Некто закончил разговор, сделал ещё несколько записей в блокноте и наконец-то обратил на меня свой взор.
В его взгляде не было никаких эмоций и намёков на предпочтения (нравлюсь я ему или, напротив, вызываю антипатию, обычно это видно сразу, и на этом можно строить базу отношений), в нём можно было обнаружить только исследовательский интерес, как будто он был учёным, а я лабораторной крысой.
Я понял, кто передо мной, поскольку у меня уже был опыт общения с этой кастой.
Нет, это не беспечность и не самоуверенность.
Невзрачная, неприметная внешность, вальяжность и расхлябанность — это всего лишь ширма, за которой прячется смертельно опасный хищник, способный в мгновение ока уничтожить меня одним движением. Позволив развязать меня и оставаясь со мной один на один в кабинете, он ничем не рисковал.
Единственный, кому сейчас угрожает опасность, — это я.
Он видел меня насквозь, чувствовал все мои эмоции и хаотичные движения души, он читал меня как раскрытую книгу. Ему было достаточно несколько секунд поиграть со мной в «гляделки», чтобы во всём разобраться: он понял, что я знаю, с кем имею дело, что я его смертельно боюсь и не буду делать глупости. Ни радости ни удовлетворения по этому поводу он не выразил, только кивнул:
— Хорошо. Будет меньше проблем. Итак, я весь внимание.
Я начал излагать свою легенду. Говорил складно, спокойно, уверенно, рассчитывая на шаблон восприятия. Когда основной массив предлагаемой информации — правда (которую нетрудно подтвердить) и в нём присутствуют небольшие вкрапления лжи, это звучит вполне органично и воспринимается как монолитная правда.
Однако сейчас это не сработало.
Как только я подменил реальные задачи по «Красному Коду» версией про безопасность химкомбината, Некто прервал меня:
— Ты врёшь.
— Но… Это нетрудно проверить, — обескураженно промямлил я. — Какой смысл мне врать?
— Пошли. — Некто встал и направился к двери, сделав мне знак следовать за ним.
Мы шли по коридору вдвоём, только я и он.
Некто ни разу не оглянулся, но у меня даже и мысли не возникло, что можно напасть на него сзади.
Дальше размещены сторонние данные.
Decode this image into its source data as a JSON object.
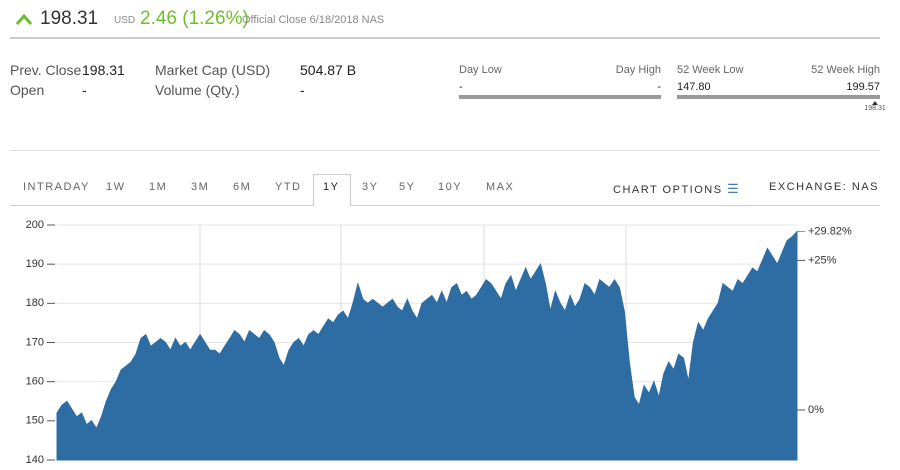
{
  "header": {
    "price": "198.31",
    "currency": "USD",
    "change": "2.46 (1.26%)",
    "note": "Official Close 6/18/2018 NAS"
  },
  "stats": {
    "prev_close_label": "Prev. Close",
    "prev_close": "198.31",
    "open_label": "Open",
    "open": "-",
    "market_cap_label": "Market Cap (USD)",
    "market_cap": "504.87 B",
    "volume_label": "Volume (Qty.)",
    "volume": "-",
    "day_low_label": "Day Low",
    "day_low": "-",
    "day_high_label": "Day High",
    "day_high": "-",
    "week52_low_label": "52 Week Low",
    "week52_low": 147.8,
    "week52_low_text": "147.80",
    "week52_high_label": "52 Week High",
    "week52_high": 199.57,
    "week52_high_text": "199.57",
    "week52_marker": 198.31,
    "week52_marker_text": "198.31"
  },
  "tabs": {
    "ranges": [
      "INTRADAY",
      "1W",
      "1M",
      "3M",
      "6M",
      "YTD",
      "1Y",
      "3Y",
      "5Y",
      "10Y",
      "MAX"
    ],
    "active": "1Y",
    "chart_options": "CHART OPTIONS",
    "exchange": "EXCHANGE: NAS"
  },
  "chart_data": {
    "type": "area",
    "color": "#2e6da4",
    "values": [
      152,
      154,
      155,
      153,
      151,
      152,
      149,
      150,
      148,
      151,
      155,
      158,
      160,
      163,
      164,
      165,
      167,
      171,
      172,
      169,
      170,
      171,
      170,
      168,
      171,
      169,
      170,
      168,
      170,
      172,
      170,
      168,
      168,
      167,
      169,
      171,
      173,
      172,
      170,
      173,
      172,
      171,
      173,
      172,
      170,
      166,
      164,
      168,
      170,
      171,
      169,
      172,
      173,
      172,
      174,
      176,
      175,
      177,
      178,
      176,
      180,
      185,
      181,
      180,
      181,
      180,
      179,
      180,
      181,
      179,
      178,
      181,
      178,
      176,
      180,
      181,
      182,
      180,
      183,
      180,
      184,
      185,
      182,
      183,
      181,
      182,
      184,
      186,
      185,
      183,
      181,
      185,
      187,
      183,
      186,
      189,
      186,
      188,
      190,
      185,
      178,
      183,
      180,
      178,
      182,
      179,
      181,
      185,
      184,
      182,
      186,
      185,
      184,
      186,
      184,
      178,
      165,
      156,
      154,
      159,
      157,
      160,
      156,
      162,
      165,
      163,
      167,
      166,
      160,
      170,
      175,
      173,
      176,
      178,
      180,
      185,
      184,
      183,
      186,
      185,
      187,
      189,
      188,
      191,
      194,
      192,
      190,
      193,
      196,
      197,
      198.31
    ],
    "ylim": [
      140,
      200
    ],
    "yticks": [
      140,
      150,
      160,
      170,
      180,
      190,
      200
    ],
    "y2lim": [
      -8.36,
      30.91
    ],
    "y2ticks": [
      {
        "value": 0,
        "label": "0%"
      },
      {
        "value": 25,
        "label": "+25%"
      }
    ],
    "y2_marker": {
      "value": 29.82,
      "label": "+29.82%",
      "color": "#6cbf2c"
    },
    "grid": true
  }
}
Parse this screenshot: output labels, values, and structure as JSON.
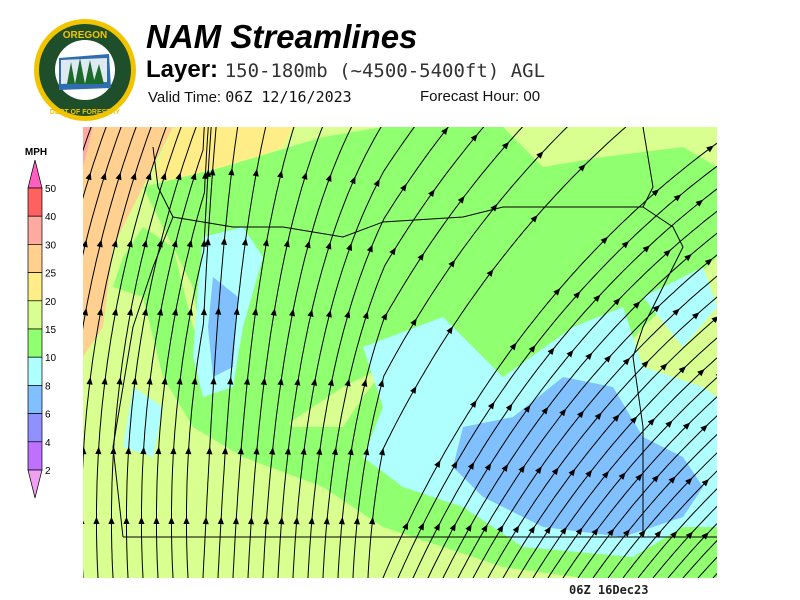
{
  "logo": {
    "text_top": "OREGON",
    "text_bottom": "DEPARTMENT OF FORESTRY"
  },
  "header": {
    "title": "NAM Streamlines",
    "layer_label": "Layer:",
    "layer_value": "150-180mb (~4500-5400ft) AGL",
    "valid_label": "Valid Time:",
    "valid_value": "06Z 12/16/2023",
    "forecast_label": "Forecast Hour:",
    "forecast_value": "00"
  },
  "colorbar": {
    "unit": "MPH",
    "levels": [
      "50",
      "40",
      "30",
      "25",
      "20",
      "15",
      "10",
      "8",
      "6",
      "4",
      "2"
    ],
    "colors": [
      "#ff6060",
      "#ffaaa0",
      "#ffd090",
      "#ffee88",
      "#d8ff90",
      "#90ff70",
      "#b0ffff",
      "#80c0ff",
      "#9090ff",
      "#c070ff"
    ],
    "over_color": "#ff60c0",
    "under_color": "#f0a0f0"
  },
  "footer": {
    "timestamp": "06Z 16Dec23"
  }
}
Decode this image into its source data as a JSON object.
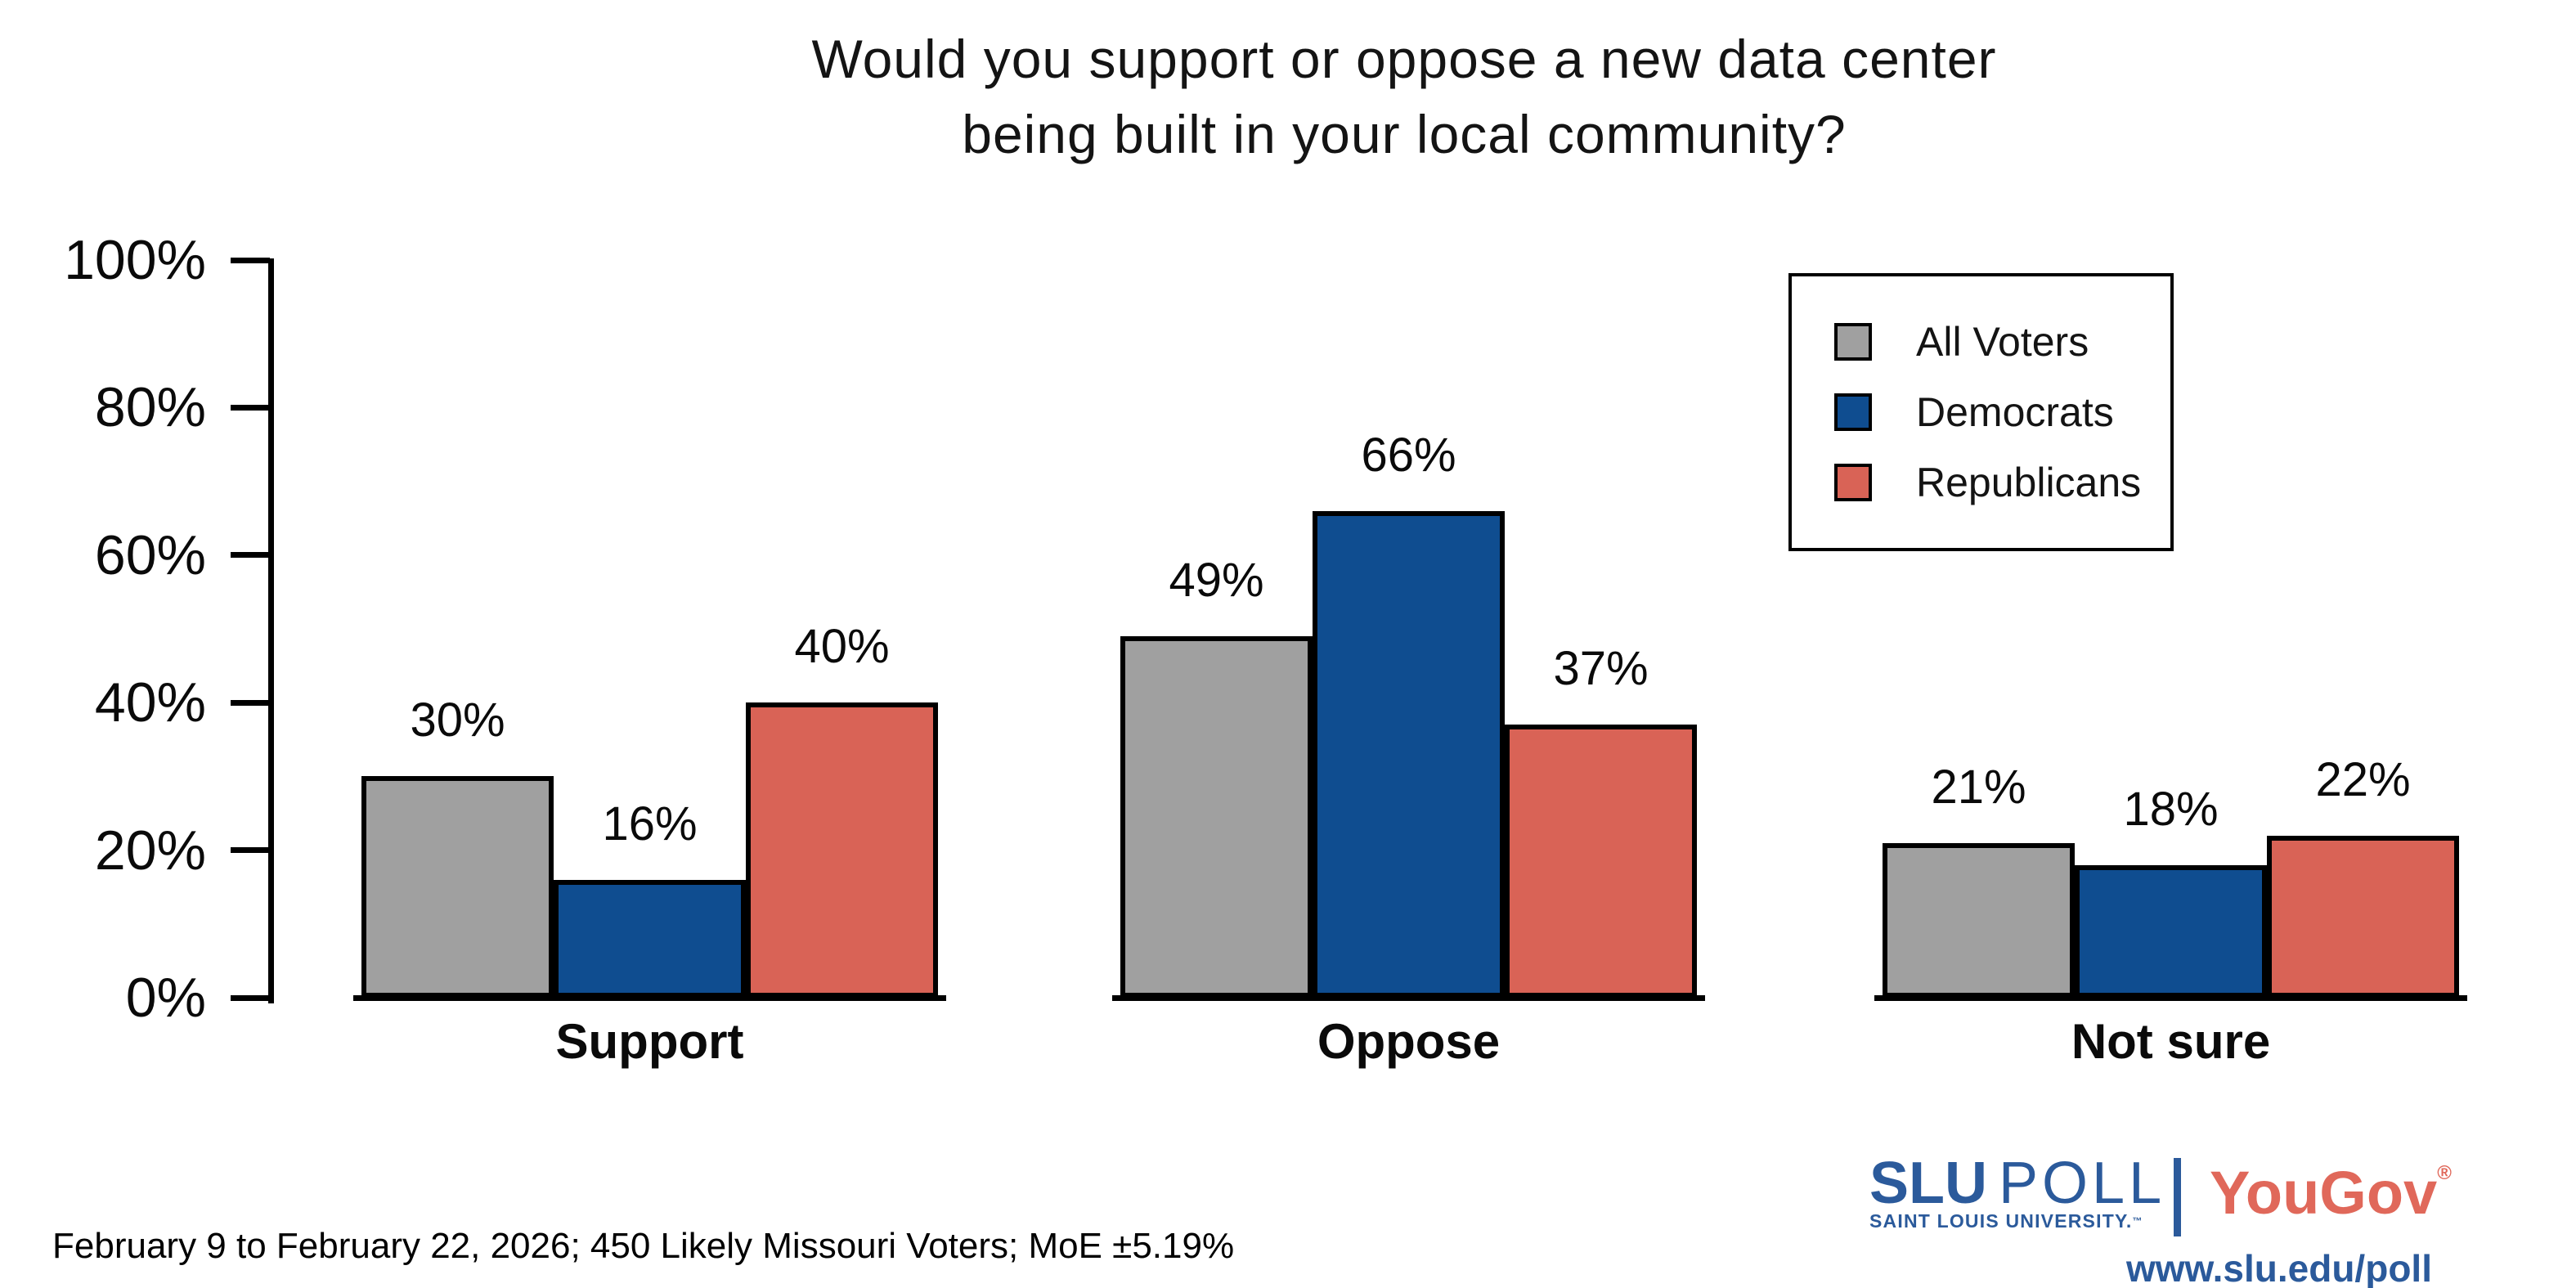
{
  "title": {
    "line1": "Would you support or oppose a new data center",
    "line2": "being built in your local community?"
  },
  "chart_data": {
    "type": "bar",
    "title": "Would you support or oppose a new data center being built in your local community?",
    "categories": [
      "Support",
      "Oppose",
      "Not sure"
    ],
    "series": [
      {
        "name": "All Voters",
        "color": "#a0a0a0",
        "values": [
          30,
          49,
          21
        ],
        "labels": [
          "30%",
          "49%",
          "21%"
        ]
      },
      {
        "name": "Democrats",
        "color": "#0f4d90",
        "values": [
          16,
          66,
          18
        ],
        "labels": [
          "16%",
          "66%",
          "18%"
        ]
      },
      {
        "name": "Republicans",
        "color": "#d96356",
        "values": [
          40,
          37,
          22
        ],
        "labels": [
          "40%",
          "37%",
          "22%"
        ]
      }
    ],
    "ylim": [
      0,
      100
    ],
    "yticks": [
      "0%",
      "20%",
      "40%",
      "60%",
      "80%",
      "100%"
    ],
    "grid": false,
    "legend_position": "top-right",
    "bar_edge_color": "#000000"
  },
  "footer": {
    "note": "February 9 to February 22, 2026; 450 Likely Missouri Voters; MoE ±5.19%"
  },
  "branding": {
    "slu_wordmark_bold": "SLU",
    "slu_wordmark_light": "POLL",
    "slu_subtitle": "SAINT LOUIS UNIVERSITY.",
    "slu_trademark": "™",
    "yougov": "YouGov",
    "yougov_registered": "®",
    "url": "www.slu.edu/poll",
    "slu_blue": "#2b5a9b",
    "yougov_red": "#e0685a"
  }
}
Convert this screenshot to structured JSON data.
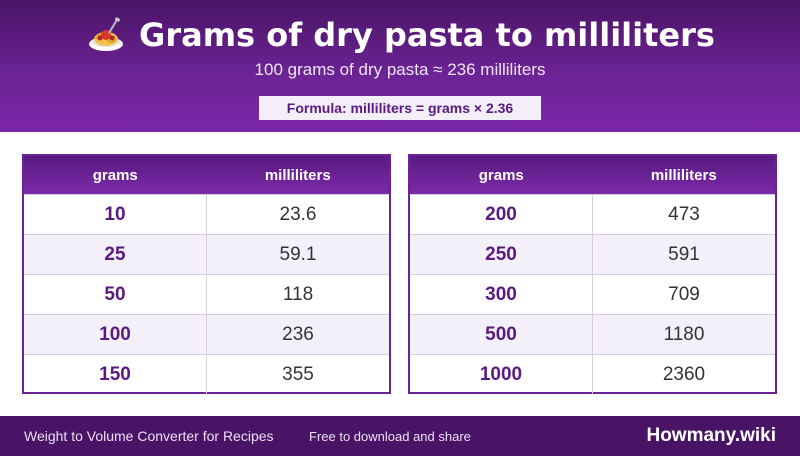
{
  "header": {
    "icon": "spaghetti-icon",
    "title": "Grams of dry pasta to milliliters",
    "subtitle": "100 grams of dry pasta ≈ 236 milliliters",
    "formula": "Formula: milliliters = grams × 2.36"
  },
  "tables": [
    {
      "headers": [
        "grams",
        "milliliters"
      ],
      "rows": [
        {
          "grams": "10",
          "ml": "23.6"
        },
        {
          "grams": "25",
          "ml": "59.1"
        },
        {
          "grams": "50",
          "ml": "118"
        },
        {
          "grams": "100",
          "ml": "236"
        },
        {
          "grams": "150",
          "ml": "355"
        }
      ]
    },
    {
      "headers": [
        "grams",
        "milliliters"
      ],
      "rows": [
        {
          "grams": "200",
          "ml": "473"
        },
        {
          "grams": "250",
          "ml": "591"
        },
        {
          "grams": "300",
          "ml": "709"
        },
        {
          "grams": "500",
          "ml": "1180"
        },
        {
          "grams": "1000",
          "ml": "2360"
        }
      ]
    }
  ],
  "footer": {
    "left": "Weight to Volume Converter for Recipes",
    "middle": "Free to download and share",
    "brand": "Howmany.wiki"
  },
  "colors": {
    "accent": "#6b2394",
    "header_dark": "#4a1466",
    "row_alt": "#f4f0fa"
  }
}
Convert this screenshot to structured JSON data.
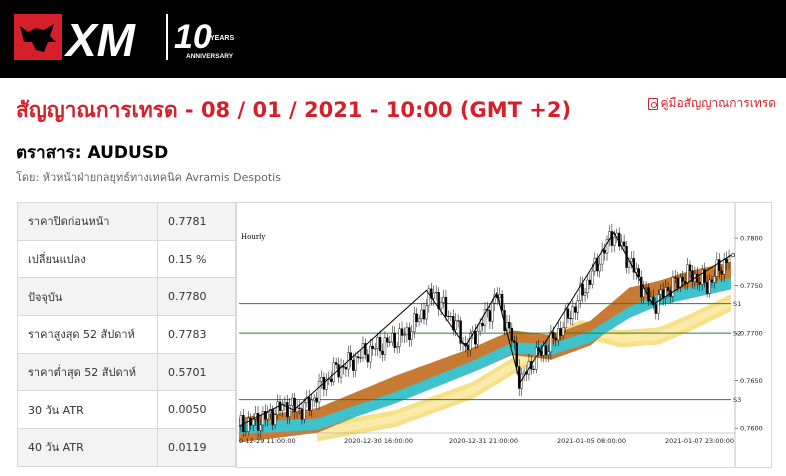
{
  "header": {
    "logo_text": "XM",
    "logo_badge": "10",
    "logo_badge_sub": "YEARS",
    "logo_caption": "ANNIVERSARY"
  },
  "page": {
    "title": "สัญญาณการเทรด - 08 / 01 / 2021 - 10:00 (GMT +2)",
    "guide_link": "คู่มือสัญญาณการเทรด",
    "instrument": "ตราสาร: AUDUSD",
    "author": "โดย: หัวหน้าฝ่ายกลยุทธ์ทางเทคนิค Avramis Despotis"
  },
  "stats": [
    {
      "label": "ราคาปิดก่อนหน้า",
      "value": "0.7781"
    },
    {
      "label": "เปลี่ยนแปลง",
      "value": "0.15 %"
    },
    {
      "label": "ปัจจุบัน",
      "value": "0.7780"
    },
    {
      "label": "ราคาสูงสุด 52 สัปดาห์",
      "value": "0.7783"
    },
    {
      "label": "ราคาต่ำสุด 52 สัปดาห์",
      "value": "0.5701"
    },
    {
      "label": "30 วัน ATR",
      "value": "0.0050"
    },
    {
      "label": "40 วัน ATR",
      "value": "0.0119"
    }
  ],
  "chart_data": {
    "type": "candlestick",
    "timeframe_label": "Hourly",
    "ylim": [
      0.7597,
      0.7818
    ],
    "y_ticks": [
      "0.7800",
      "0.7750",
      "0.7700",
      "0.7650",
      "0.7600"
    ],
    "y_tick_values": [
      0.78,
      0.775,
      0.77,
      0.765,
      0.76
    ],
    "x_tick_labels": [
      "0-12-29 11:00:00",
      "2020-12-30 16:00:00",
      "2020-12-31 21:00:00",
      "2021-01-05 08:00:00",
      "2021-01-07 23:00:00"
    ],
    "support_levels": [
      {
        "name": "S1",
        "value": 0.7731
      },
      {
        "name": "S2",
        "value": 0.77
      },
      {
        "name": "S3",
        "value": 0.763
      }
    ],
    "price_path": [
      [
        0,
        0.7602
      ],
      [
        10,
        0.7608
      ],
      [
        18,
        0.7616
      ],
      [
        24,
        0.7625
      ],
      [
        30,
        0.7619
      ],
      [
        36,
        0.7624
      ],
      [
        42,
        0.7645
      ],
      [
        50,
        0.7662
      ],
      [
        56,
        0.7668
      ],
      [
        62,
        0.7676
      ],
      [
        68,
        0.7683
      ],
      [
        74,
        0.7688
      ],
      [
        80,
        0.7693
      ],
      [
        86,
        0.77
      ],
      [
        92,
        0.7715
      ],
      [
        96,
        0.773
      ],
      [
        100,
        0.7745
      ],
      [
        104,
        0.7728
      ],
      [
        108,
        0.7718
      ],
      [
        112,
        0.7704
      ],
      [
        116,
        0.7686
      ],
      [
        120,
        0.7695
      ],
      [
        124,
        0.771
      ],
      [
        128,
        0.7722
      ],
      [
        132,
        0.7742
      ],
      [
        136,
        0.7715
      ],
      [
        140,
        0.7693
      ],
      [
        144,
        0.7648
      ],
      [
        148,
        0.7662
      ],
      [
        152,
        0.7675
      ],
      [
        156,
        0.7682
      ],
      [
        160,
        0.769
      ],
      [
        164,
        0.7703
      ],
      [
        168,
        0.7715
      ],
      [
        172,
        0.7728
      ],
      [
        176,
        0.7744
      ],
      [
        180,
        0.7758
      ],
      [
        184,
        0.7775
      ],
      [
        188,
        0.7792
      ],
      [
        192,
        0.7806
      ],
      [
        196,
        0.779
      ],
      [
        200,
        0.7776
      ],
      [
        204,
        0.776
      ],
      [
        208,
        0.7742
      ],
      [
        212,
        0.773
      ],
      [
        216,
        0.7738
      ],
      [
        220,
        0.7748
      ],
      [
        224,
        0.7752
      ],
      [
        228,
        0.776
      ],
      [
        232,
        0.7762
      ],
      [
        236,
        0.7756
      ],
      [
        240,
        0.775
      ],
      [
        244,
        0.7763
      ],
      [
        248,
        0.7773
      ],
      [
        252,
        0.7782
      ]
    ],
    "bands": {
      "brown_mid": [
        [
          0,
          0.7598
        ],
        [
          40,
          0.7608
        ],
        [
          80,
          0.7642
        ],
        [
          120,
          0.7672
        ],
        [
          140,
          0.769
        ],
        [
          160,
          0.7685
        ],
        [
          180,
          0.77
        ],
        [
          200,
          0.7735
        ],
        [
          215,
          0.7742
        ],
        [
          230,
          0.7752
        ],
        [
          252,
          0.7762
        ]
      ],
      "cyan_mid": [
        [
          0,
          0.76
        ],
        [
          40,
          0.7604
        ],
        [
          80,
          0.7632
        ],
        [
          120,
          0.7665
        ],
        [
          140,
          0.7684
        ],
        [
          160,
          0.7683
        ],
        [
          180,
          0.7696
        ],
        [
          200,
          0.7722
        ],
        [
          215,
          0.7735
        ],
        [
          230,
          0.7742
        ],
        [
          252,
          0.7752
        ]
      ],
      "yellow_mid": [
        [
          40,
          0.7595
        ],
        [
          80,
          0.761
        ],
        [
          120,
          0.764
        ],
        [
          140,
          0.7665
        ],
        [
          160,
          0.769
        ],
        [
          175,
          0.7705
        ],
        [
          195,
          0.7694
        ],
        [
          215,
          0.7697
        ],
        [
          230,
          0.771
        ],
        [
          252,
          0.7732
        ]
      ]
    }
  }
}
Те, кто никогда не встречался с существами из этой касты, могут возмущаться и обвинять меня в трусости и малодушии, но я-то знал, на что они способны, эти серые господа.
Шансов на победу и, как следствие, на удачный побег у меня было примерно столько же, как у недельного ягнёнка, который попробовал бы напасть сзади на матёрого волка.
Поэтому я безропотно шёл за ним и старался дышать по системе, стравливая лишние гормоны, бесконтрольно выдаваемые на-гора готовящимся к страданиям организмом.
Короткий вдох — выдох на семь счетов.
Господи, зачем он меня туда ведёт?..
Я ожидал увидеть в пыточной нечто вроде дыбы или какое-нибудь хитрое кресло с ремнями для фиксации жертвы, однако тут всё было проще и прозаичнее.
К стене была прислонена деревянная дверь под углом сорок пять градусов, и на этой двери томился растянутый на верёвках голый человек.
Под дверью было мокро, с человека натекла основательная лужа пота и крови, и с первого взгляда было ясно, что он невыносимо страдает.
Всё его тело, покрытое кровоточащими порезами и рваными ранами, мелко дрожало и подёргивалось, как будто получало разряды электрического тока. Между тем в тот момент, когда мы вошли, к нему никто не притрагивался.
Человеку было слегка за тридцать, хотя могу и ошибаться, лицо его было искажено гримасой страдания, так что возраст точно определить не представлялось возможным. Очевидным было лишь то, что он в прекрасной физической форме: это, наверное, и имел в виду кто-то из патрульных, когда сказал, что пойманный диверсант — «натуральный кабан».